Antes, hablo de hace 20 años atrás, cuando yo iba a la escuela, el inicio del curso escolar no suponía una preocupación mayor para los padres. Bastaba con tener en qué llevar los libros, el uniforme, los zapatos colegiales, la jabita plástica, unos pomos reciclados, algo de merienda y ¡listo! Lo importante era ir limpios y sacar buenas notas.
Entonces no había grandes diferencias entre unos y otros. Las más notables se daban a la hora de que la maestra repartiera las calificaciones. Estudiar era la única responsabilidad, y lograr que no te regañaran, por supuesto, porque si daban alguna queja, ahí sí empezaban las penitencias en casa.
Pero bueno, eso era antes, como ya dije.

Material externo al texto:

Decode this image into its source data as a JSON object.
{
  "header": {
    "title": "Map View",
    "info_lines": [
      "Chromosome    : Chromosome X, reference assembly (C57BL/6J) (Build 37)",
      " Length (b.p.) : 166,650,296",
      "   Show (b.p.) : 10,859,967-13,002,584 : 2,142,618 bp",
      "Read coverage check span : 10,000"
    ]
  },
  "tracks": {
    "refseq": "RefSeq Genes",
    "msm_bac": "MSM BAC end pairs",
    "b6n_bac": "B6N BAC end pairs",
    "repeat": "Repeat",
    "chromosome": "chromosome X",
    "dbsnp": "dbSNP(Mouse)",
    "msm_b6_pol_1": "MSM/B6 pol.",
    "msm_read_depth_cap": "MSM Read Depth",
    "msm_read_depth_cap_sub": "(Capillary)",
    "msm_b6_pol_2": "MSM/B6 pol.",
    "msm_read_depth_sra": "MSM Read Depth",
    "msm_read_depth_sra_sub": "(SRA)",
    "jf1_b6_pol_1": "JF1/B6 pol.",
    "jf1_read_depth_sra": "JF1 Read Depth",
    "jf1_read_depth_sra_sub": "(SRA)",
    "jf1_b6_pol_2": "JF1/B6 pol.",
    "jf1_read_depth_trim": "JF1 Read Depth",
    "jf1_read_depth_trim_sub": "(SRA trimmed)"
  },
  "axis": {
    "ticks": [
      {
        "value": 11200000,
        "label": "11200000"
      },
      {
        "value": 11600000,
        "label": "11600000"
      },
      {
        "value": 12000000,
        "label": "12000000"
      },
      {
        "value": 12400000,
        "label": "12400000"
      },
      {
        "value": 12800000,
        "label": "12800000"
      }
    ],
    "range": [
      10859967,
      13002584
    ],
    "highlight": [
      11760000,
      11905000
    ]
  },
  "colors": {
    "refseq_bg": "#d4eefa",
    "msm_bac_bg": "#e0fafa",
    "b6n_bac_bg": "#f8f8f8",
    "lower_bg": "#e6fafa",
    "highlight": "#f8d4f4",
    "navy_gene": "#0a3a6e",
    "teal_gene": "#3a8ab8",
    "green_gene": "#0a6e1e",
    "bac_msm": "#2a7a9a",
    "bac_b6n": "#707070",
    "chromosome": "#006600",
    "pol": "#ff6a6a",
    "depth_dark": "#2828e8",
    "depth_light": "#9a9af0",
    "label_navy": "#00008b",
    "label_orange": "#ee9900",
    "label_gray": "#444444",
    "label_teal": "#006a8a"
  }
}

De allá hasta aquí ha llovido mucho y, entre reordenamiento monetario, carencias, competencias sociales y un mercado repleto de accesorios escolares, es lógico que muchos padres nos desvelemos ante los precios casi inalcanzables de la mayoría de los artículos básicos para asistir a la escuela.
No hablo de objetos de los que se puede prescindir como los lápices infinitos, los forros de princesas, las cartucheras o los merenderos térmicos. Me refiero a artículos indispensables como mochilas y zapatos, cuyo costo oscila sobre los cuatro mil pesos, y puede ascender hasta ocho mil o más. O de la tan requerida merienda, que pone a hacer “maravillas” a buena parte de los progenitores.
Mención aparte merecen las exigencias que se hacen en algunas instituciones escolares y que no surgen a veces de la iniciativa de la institución o de los maestros, como el conocido “set de preescolar”, o cualquier otro material de estudio. Si bien muchos docentes se las arreglan para suplir su ausencia con creatividad, no es menos cierto que constituyen una necesidad para el aprendizaje de los niños.
No considero desacertado que quienes puedan proveer estos materiales y facilitarle la vida a estudiantes y docentes lo hagan, pues ello, aunque muchos digan que no, repercute en la calidad de la enseñanza.
Sin embargo, lo que no se puede convertir es en una obligación o carga para quienes no cuentan con acceso a estos recursos o no tienen cómo pagarlos. De igual manera, no deben primar las diferencias en este sentido entre los alumnos. Que quienes lo costeen tengan, y quienes no que se adapten, tampoco debe ser la regla, en un contexto en el que cada vez las diferencias económicas se acrecientan más.
A todo esto se suma una competencia desleal, que por lo general ni siquiera nace de los propios niños; no obstante, siguen siendo los más perjudicados. Ella se enfoca en la mochila con el superhéroe de moda, los zapatos más glamourosos o el pomo más chic. Pugna en la que se diluye la verdadera esencia de lo que es la escuela: un lugar donde la enseñanza, la educación y la formación de valores han de ser el centro de atención.
Y aquí desempeñamos un rol fundamental padres y maestros, en no estimular desde tempranas edades el consumismo atroz donde todo gira en torno a tener para poder ser o estar. Se descuida así que lo esencial se mide en valores, principios, comportamientos, sabiduría, que en todo caso determina en la persona que nos convertiremos en el futuro.
No es un sacrilegio querer que nuestros hijos posean lo mejor, y si podemos dárselo ¿por qué no hacerlo? Pero no nos limitemos solo a lo palpable, démosle también los mejores ejemplos y la mejor educación.